Né de la rencontre de trois musiciens australiens expérimentés, Ambient Den réunit Ben Craven (guitare) connu notamment pour son album "Great And Terrefic Potions" , Tim Bennetts (claviers, Seven Day Mask, SUB INC) et Dean Povey (batterie, ex-Frankenfido). Tous partagent une même envie : proposer un rock progressif mélodique, fluide et accessible, centré sur la sensation de voyage et la mise en valeur des atmosphères. Ce premier album éponyme s’inscrit clairement dans cette démarche, avec une production ample et précise, pensée pour installer l’auditeur dans un univers enveloppant, cohérent et rassurant.
Dès les premières minutes, la guitare de Ben Craven s’impose comme fil conducteur. Son jeu, très chantant, trace des lignes mélodiques immédiatement mémorisables, servant de point d’ancrage à une écoute qui se déroule sur des tempos mesurés. Les morceaux avancent sans heurt, privilégiant la respiration des arrangements et cette impression de continuité qui donne le sentiment d’un disque pensé comme un seul mouvement. L’alternance entre titres chantés (souvent en harmonie vocale) et instrumentaux renforce encore cette fluidité, installant une dynamique naturelle et évitant toute sensation de monotonie.

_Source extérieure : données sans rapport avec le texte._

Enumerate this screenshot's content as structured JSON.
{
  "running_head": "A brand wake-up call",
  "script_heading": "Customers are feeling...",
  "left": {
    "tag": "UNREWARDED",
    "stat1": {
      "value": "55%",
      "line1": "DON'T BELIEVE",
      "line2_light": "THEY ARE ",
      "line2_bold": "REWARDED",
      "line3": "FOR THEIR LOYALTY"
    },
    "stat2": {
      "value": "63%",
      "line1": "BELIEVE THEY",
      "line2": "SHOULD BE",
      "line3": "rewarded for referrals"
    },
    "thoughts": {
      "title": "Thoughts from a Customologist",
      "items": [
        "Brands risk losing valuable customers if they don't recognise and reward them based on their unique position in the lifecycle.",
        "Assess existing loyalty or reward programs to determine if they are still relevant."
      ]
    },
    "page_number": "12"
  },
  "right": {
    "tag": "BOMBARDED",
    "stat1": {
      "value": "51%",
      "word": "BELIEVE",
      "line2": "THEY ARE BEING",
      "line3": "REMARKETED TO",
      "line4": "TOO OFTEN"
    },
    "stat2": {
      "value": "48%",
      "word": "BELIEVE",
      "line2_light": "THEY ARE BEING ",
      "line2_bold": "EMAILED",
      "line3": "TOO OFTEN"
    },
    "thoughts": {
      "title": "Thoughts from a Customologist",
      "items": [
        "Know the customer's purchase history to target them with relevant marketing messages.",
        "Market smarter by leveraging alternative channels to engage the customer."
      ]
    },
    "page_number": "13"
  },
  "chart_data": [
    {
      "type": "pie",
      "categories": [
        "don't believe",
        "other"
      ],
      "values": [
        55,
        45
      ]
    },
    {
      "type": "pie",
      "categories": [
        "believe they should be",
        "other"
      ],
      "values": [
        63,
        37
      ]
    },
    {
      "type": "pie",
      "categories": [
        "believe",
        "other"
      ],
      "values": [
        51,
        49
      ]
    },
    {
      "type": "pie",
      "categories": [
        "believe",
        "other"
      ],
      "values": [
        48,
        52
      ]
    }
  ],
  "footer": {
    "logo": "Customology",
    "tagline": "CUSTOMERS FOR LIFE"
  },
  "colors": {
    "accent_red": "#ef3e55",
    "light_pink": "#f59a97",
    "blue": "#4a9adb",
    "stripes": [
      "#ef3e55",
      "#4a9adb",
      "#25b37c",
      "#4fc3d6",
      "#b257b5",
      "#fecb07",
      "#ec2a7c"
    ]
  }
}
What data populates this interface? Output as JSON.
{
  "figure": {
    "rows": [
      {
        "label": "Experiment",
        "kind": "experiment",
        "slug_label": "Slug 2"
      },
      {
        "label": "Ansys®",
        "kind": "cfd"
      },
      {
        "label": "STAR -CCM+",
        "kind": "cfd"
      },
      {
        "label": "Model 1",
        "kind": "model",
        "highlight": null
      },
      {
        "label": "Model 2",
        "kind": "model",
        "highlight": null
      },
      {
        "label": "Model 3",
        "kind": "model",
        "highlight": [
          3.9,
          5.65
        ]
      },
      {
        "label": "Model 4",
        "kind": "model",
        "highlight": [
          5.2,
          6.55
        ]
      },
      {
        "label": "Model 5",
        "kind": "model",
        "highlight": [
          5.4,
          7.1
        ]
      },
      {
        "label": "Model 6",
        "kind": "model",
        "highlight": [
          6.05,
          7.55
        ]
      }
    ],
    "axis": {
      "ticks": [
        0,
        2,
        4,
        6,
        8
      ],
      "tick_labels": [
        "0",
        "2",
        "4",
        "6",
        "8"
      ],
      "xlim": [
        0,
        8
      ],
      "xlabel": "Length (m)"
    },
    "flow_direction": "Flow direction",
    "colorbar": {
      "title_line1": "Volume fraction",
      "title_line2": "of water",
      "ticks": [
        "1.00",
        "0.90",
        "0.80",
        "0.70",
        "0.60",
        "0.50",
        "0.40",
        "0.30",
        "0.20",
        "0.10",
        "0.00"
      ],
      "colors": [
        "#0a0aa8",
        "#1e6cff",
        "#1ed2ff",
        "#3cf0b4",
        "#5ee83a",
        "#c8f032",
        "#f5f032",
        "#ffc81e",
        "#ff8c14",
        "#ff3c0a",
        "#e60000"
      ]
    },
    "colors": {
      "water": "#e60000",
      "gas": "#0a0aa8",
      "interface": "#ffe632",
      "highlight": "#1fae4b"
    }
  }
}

L’ombre de Pink Floyd est omniprésente, mais elle penche clairement du côté du Gilmour mélodique plutôt que des constructions plus conceptuelles ou narratives de Waters. Cette filiation se ressent dans le soin porté aux solos, dans l’importance accordée aux textures et dans cette manière de laisser les thèmes s’installer progressivement. On pense parfois aussi au groupe suisse Cosmos ou dans une moindre mesure à Sound Of Contact, notamment dans cette façon de faire cohabiter passages instrumentaux immersifs et chansons plus structurées ('For All Mankind'), sans jamais rompre l’équilibre général de l’album.
‘Provenance’ s’impose comme l’un des moments les plus touchants du disque, avec sa guitare fragile et son piano délicat qui dialoguent dans une atmosphère suspendue. À l’opposé, ‘Terraforming’ déploie sur seize minutes une lente montée en puissance, jouant sur la répétition, l’accumulation et de subtiles variations pour faire évoluer ses thèmes. Le morceau résume à lui seul la philosophie du groupe : prendre son temps, construire des climats, et privilégier la progression à l’effet immédiat.
Si l’album séduit par sa cohérence, son confort d’écoute et la qualité de son écriture, il laisse aussi une légère impression de retenue. Ambient Den évolue le plus souvent dans une zone de confort très floydienne, privilégiant la ligne claire, la mélodie et l’atmosphère au détriment de véritables prises de risques. On aurait parfois aimé le voir bousculer davantage ses structures, durcir le ton ou explorer des territoires moins balisés comme il le fait dans le funky 'Future History part 2'. Reste un premier disque très plaisant, porté par un vrai sens du détail et une maîtrise évidente de la forme, qui pose des bases solides. Plus qu’un aboutissement, ce "Ambient Den" ressemble à une promesse : celle d’un groupe qui a clairement les moyens d’élargir son horizon et dont on attend désormais qu’il ose franchir un nouveau palier.